These Jobs Will Be Roaring in the 2020s
January 6, 2020
- Data scientist tops the charts as the hottest job of the 2020s
- Consider improving your skills with an online certification or local training program
- Outside of tech, there will be two million vacant manufacturing jobs by 2025
What began as a decade of economic uncertainty ended as one of the strongest decades in our nation’s history. Jobs that barely existed in 2010 are now topping the charts as the hottest jobs of 2020 and beyond.
As technology continues to improve, more and more high-paying jobs are falling within in the tech sector. Perhaps you’re not planning to be a data scientist or sales engineer, but your younger relatives and neighbor’s children will be earning their first Paycheck in the 2020s and they may want to know about the hottest jobs of the next decade:
Data scientists help companies turn a bunch of data into advertising, new product ideas, and pretty much any other business decision. Now that data is more valuable than oil, more colleges are offering data analytics programs.
Average salary: $107,697
Qualifications to get there: Beginners should consider a professional certificate, such as the IBM Data Science Professional Certificate from Coursera. For an Associates Degree or higher, consult the data science degree roadmap to discover the online or in-person opportunity that’s right for you. Or, consider searching online for non-university programs like the Accelerate ML data science program: a 12-week part-time program led by a data scientist at Uber.
IT Security Engineer:
There were 3,800 publicly disclosed data breaches in 2019, which was more than a 50 percent increase since 2018. IT security engineers help organizations protect sensitive information from cyberattacks. According to the US Department of Commerce, there are currently 350,000 unfilled cybersecurity jobs in the U.S.
Average salary: $100,553
Qualifications to get there: fortunately, you don’t have to be a computer science expert to get a high-paying job in IT security. As CNBC writes, “people with experience in project management, analytics and data science, technical writing, law, policy, third-party oversight, or physical security functions like law enforcement or military roles, may all be able to qualify for cybersecurity jobs by fine-tuning some critically needed skills.”
To get started, consider a $10 CSLO (Certified Security Leadership Officer) online course on Udemy, or the Certified Cyber Security Professional™ from Global Tech Council. Browse other cybersecurity certificates to jumpstart your career, or consider more advanced careers in the field. Or the Information Security degree offered by the University of Wisconsin.
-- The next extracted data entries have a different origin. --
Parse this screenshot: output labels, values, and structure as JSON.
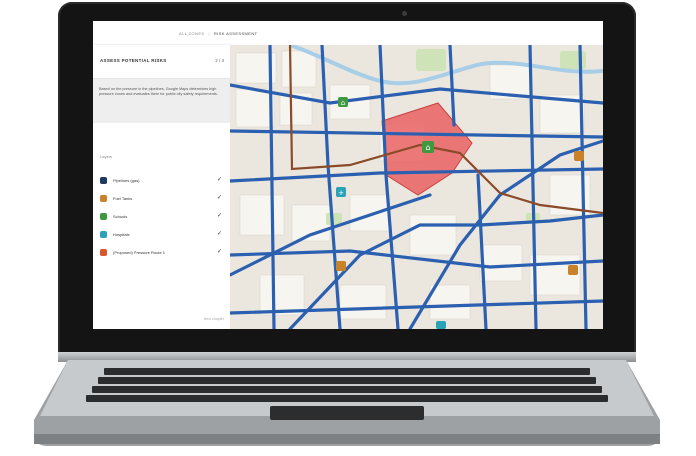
{
  "app": {
    "breadcrumb_root": "ALL ZONES",
    "breadcrumb_current": "RISK ASSESSMENT"
  },
  "panel": {
    "title": "ASSESS POTENTIAL RISKS",
    "count": "2 / 3",
    "description": "Based on the pressure in the pipelines, Google Maps determines high pressure zones and evaluates them for public city safety requirements.",
    "layers_label": "Layers",
    "layers": [
      {
        "label": "Pipelines (gas)",
        "color": "#1f3a5f",
        "icon": "pipeline-icon",
        "checked": "✓"
      },
      {
        "label": "Fuel Tanks",
        "color": "#c8822a",
        "icon": "fuel-tank-icon",
        "checked": "✓"
      },
      {
        "label": "Schools",
        "color": "#3f9a3f",
        "icon": "school-icon",
        "checked": "✓"
      },
      {
        "label": "Hospitals",
        "color": "#2aa3b8",
        "icon": "hospital-icon",
        "checked": "✓"
      },
      {
        "label": "(Proposed) Pressure Route 1",
        "color": "#d9572f",
        "icon": "route-icon",
        "checked": "✓"
      }
    ],
    "footer": "Next chapter"
  },
  "map": {
    "road_color": "#2b5fb0",
    "pipeline_color": "#8a4b2a",
    "risk_zone_color": "#e85a5a",
    "markers": [
      {
        "type": "school",
        "icon": "school-icon",
        "color": "#3f9a3f"
      },
      {
        "type": "school",
        "icon": "school-icon",
        "color": "#3f9a3f"
      },
      {
        "type": "hospital",
        "icon": "hospital-icon",
        "color": "#2aa3b8"
      },
      {
        "type": "hospital",
        "icon": "hospital-icon",
        "color": "#2aa3b8"
      },
      {
        "type": "fuel-tank",
        "icon": "fuel-tank-icon",
        "color": "#c8822a"
      },
      {
        "type": "fuel-tank",
        "icon": "fuel-tank-icon",
        "color": "#c8822a"
      },
      {
        "type": "fuel-tank",
        "icon": "fuel-tank-icon",
        "color": "#c8822a"
      }
    ]
  }
}
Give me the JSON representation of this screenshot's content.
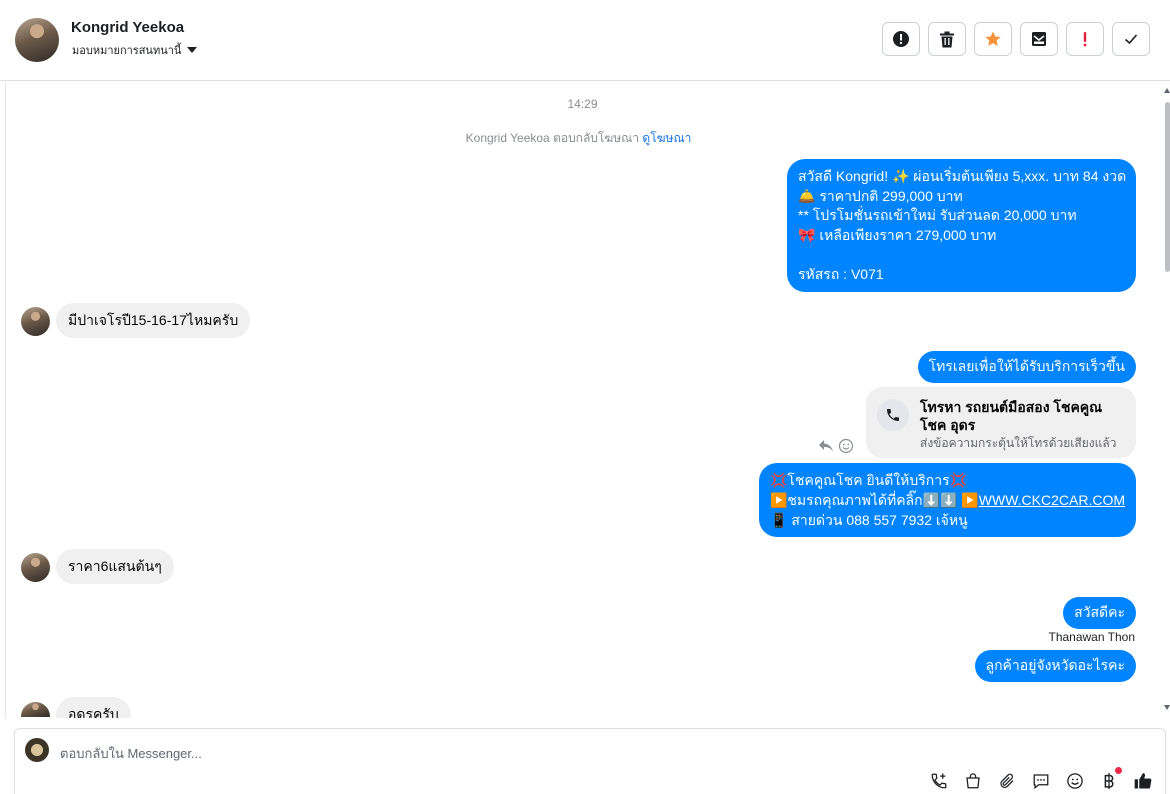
{
  "header": {
    "contact_name": "Kongrid Yeekoa",
    "assign_label": "มอบหมายการสนทนานี้",
    "colors": {
      "accent": "#0084ff",
      "star": "#f7923b",
      "danger": "#e41e3f"
    }
  },
  "actions": [
    {
      "name": "mark-spam-button",
      "icon": "alert-circle-icon"
    },
    {
      "name": "delete-button",
      "icon": "trash-icon"
    },
    {
      "name": "star-button",
      "icon": "star-icon"
    },
    {
      "name": "mark-unread-button",
      "icon": "envelope-icon"
    },
    {
      "name": "follow-up-button",
      "icon": "exclamation-icon"
    },
    {
      "name": "mark-done-button",
      "icon": "checkmark-icon"
    }
  ],
  "chat": {
    "time": "14:29",
    "reply_note_prefix": "Kongrid Yeekoa ตอบกลับโฆษณา",
    "reply_note_link": "ดูโฆษณา",
    "messages": {
      "out1": {
        "line1": "สวัสดี Kongrid! ✨  ผ่อนเริ่มต้นเพียง 5,xxx. บาท 84 งวด",
        "line2": "🛎️ ราคาปกติ 299,000 บาท",
        "line3": "** โปรโมชั่นรถเข้าใหม่ รับส่วนลด 20,000 บาท",
        "line4": "🎀  เหลือเพียงราคา 279,000 บาท",
        "line5": " รหัสรถ : V071"
      },
      "in1": "มีปาเจโรปี15-16-17ไหมครับ",
      "out2": "โทรเลยเพื่อให้ได้รับบริการเร็วขึ้น",
      "call_card": {
        "title": "โทรหา รถยนต์มือสอง โชคคูณ โชค อุดร",
        "subtitle": "ส่งข้อความกระตุ้นให้โทรด้วยเสียงแล้ว"
      },
      "out3": {
        "line1": "💢โชคคูณโชค ยินดีให้บริการ💢",
        "line2": "▶️ชมรถคุณภาพได้ที่คลิ๊ก⬇️⬇️      ▶️",
        "link": "WWW.CKC2CAR.COM",
        "line3": "📱 สายด่วน 088 557 7932 เจ้หนู"
      },
      "in2": "ราคา6แสนต้นๆ",
      "out4": "สวัสดีคะ",
      "sender_name": "Thanawan Thon",
      "out5": "ลูกค้าอยู่จังหวัดอะไรคะ",
      "in3": "อุดรครับ"
    }
  },
  "composer": {
    "placeholder": "ตอบกลับใน Messenger...",
    "tools": [
      "call-add-icon",
      "shopping-bag-icon",
      "paperclip-icon",
      "saved-reply-icon",
      "emoji-icon",
      "baht-icon",
      "like-icon"
    ]
  }
}
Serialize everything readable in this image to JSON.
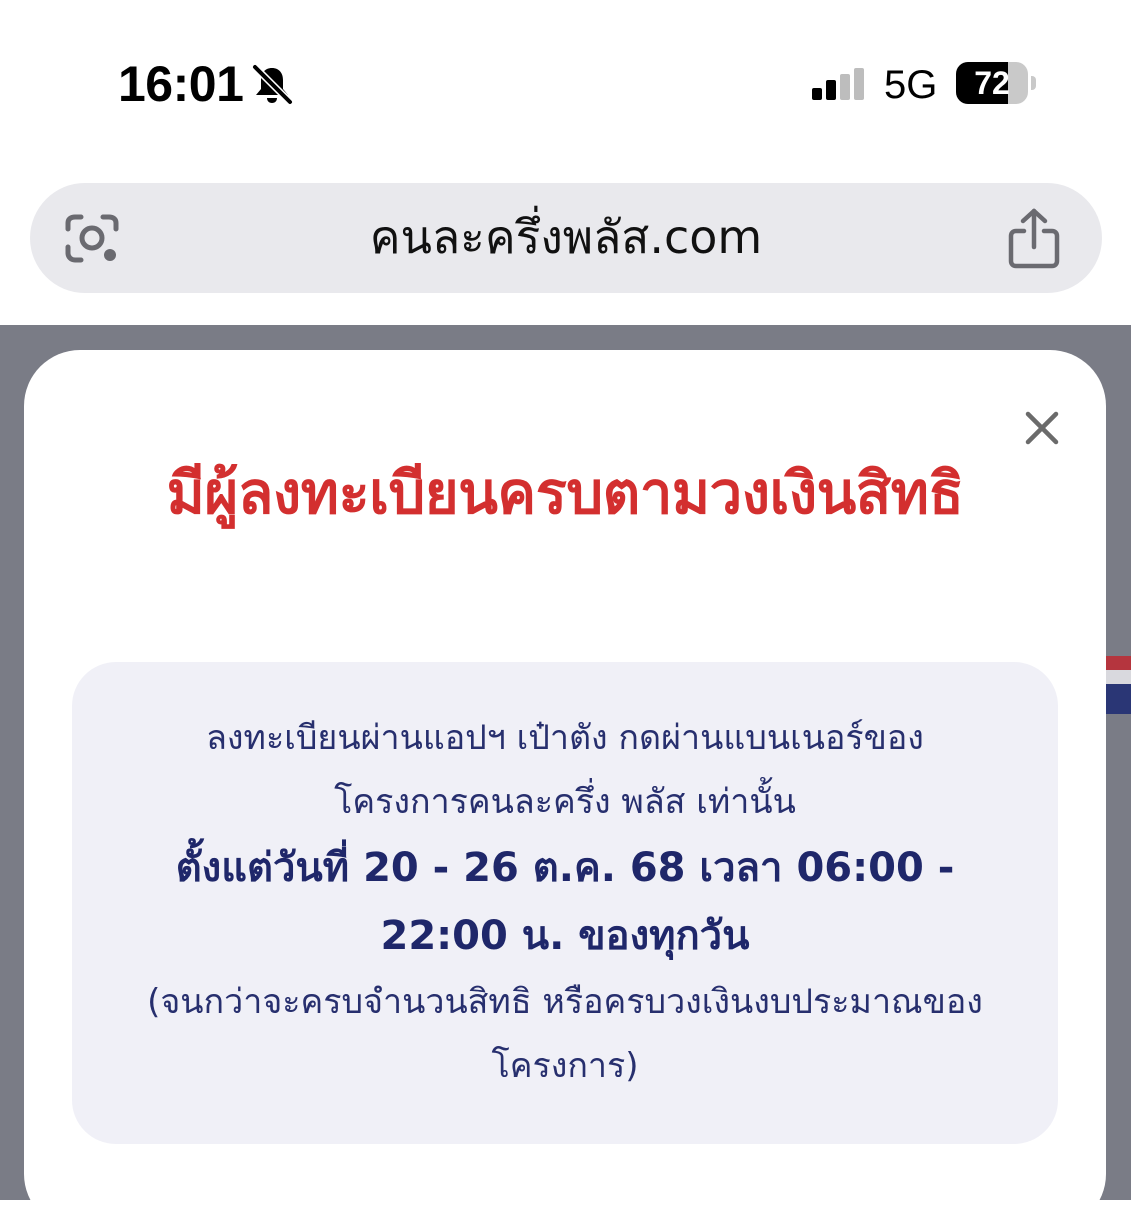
{
  "status_bar": {
    "time": "16:01",
    "silent_icon": "bell-slash-icon",
    "signal_icon": "cellular-signal-icon",
    "network": "5G",
    "battery_level": "72",
    "battery_fraction": 0.72
  },
  "address_bar": {
    "lens_icon": "camera-lens-icon",
    "url": "คนละครึ่งพลัส.com",
    "share_icon": "share-icon"
  },
  "modal": {
    "close_icon": "close-icon",
    "title": "มีผู้ลงทะเบียนครบตามวงเงินสิทธิ",
    "info": {
      "line1": "ลงทะเบียนผ่านแอปฯ เป๋าตัง กดผ่านแบนเนอร์ของ",
      "line2": "โครงการคนละครึ่ง พลัส เท่านั้น",
      "date_line1": "ตั้งแต่วันที่ 20 - 26 ต.ค. 68 เวลา 06:00 -",
      "date_line2": "22:00 น. ของทุกวัน",
      "note_line1": "(จนกว่าจะครบจำนวนสิทธิ หรือครบวงเงินงบประมาณของ",
      "note_line2": "โครงการ)"
    }
  },
  "colors": {
    "title_red": "#d32f2f",
    "info_text_navy": "#272f6e",
    "info_box_bg": "#f0f0f7",
    "overlay_gray": "#7a7c86",
    "address_bar_bg": "#e9e9ed"
  }
}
Director of Diversity and Inclusion
More than 61 percent of U.S. employees have experienced or witnessed discrimination in the workplace. Companies are investing in D&I (diversity and inclusion) to create a more inclusive work environment for all employees.
Average salary: $98,154
Qualifications to get there: a job in human resources is a great starting point to becoming a diversity and inclusion director or manager. There are free online courses for inclusion and diversity, and more advanced certificate programs like the D&I Certificate Program from American Management Association. If you currently work in HR and your company doesn’t have a D&I training program, consider asking your boss to spearhead the first one.
Sales engineers help companies sell their software to other businesses. According to makeit.com, “those with a marketing background may be able to learn more about tech products and software in order to transition into this type of role.”
Average salary: $90,000
Qualifications to get there: A job as a sales engineers usually requires a Bachelor’s degree, but people with sales experience or a technical background may qualify without a degree. For more info, check out the Sales Engineer career path.
The most tech job on the list, Salesforce Developer, helps companies code software and applications for their company. Developers usually have a background in computer science.
Average salary: $80,357
It’s not all tech.
While these jobs will definitely be roaring in the 2020s, you don’t have to switch to a tech career or pursue an expensive degree just to increase your Paycheck. Consider improving your current skills to get a promotion, raise, or switch to a different company in the same industry that may offer better benefits.
According to Cerasis, there will be 2 million vacant manufacturing jobs by 2025, and Yahoo ranked Foreman as the number one hottest job of 2019 (accounts payable managers, machine operators, and customer success manager also on the list). Consider one of the many programs in the Wisconsin Technical College System to make your Paycheck bigger and brighter in the 2020s!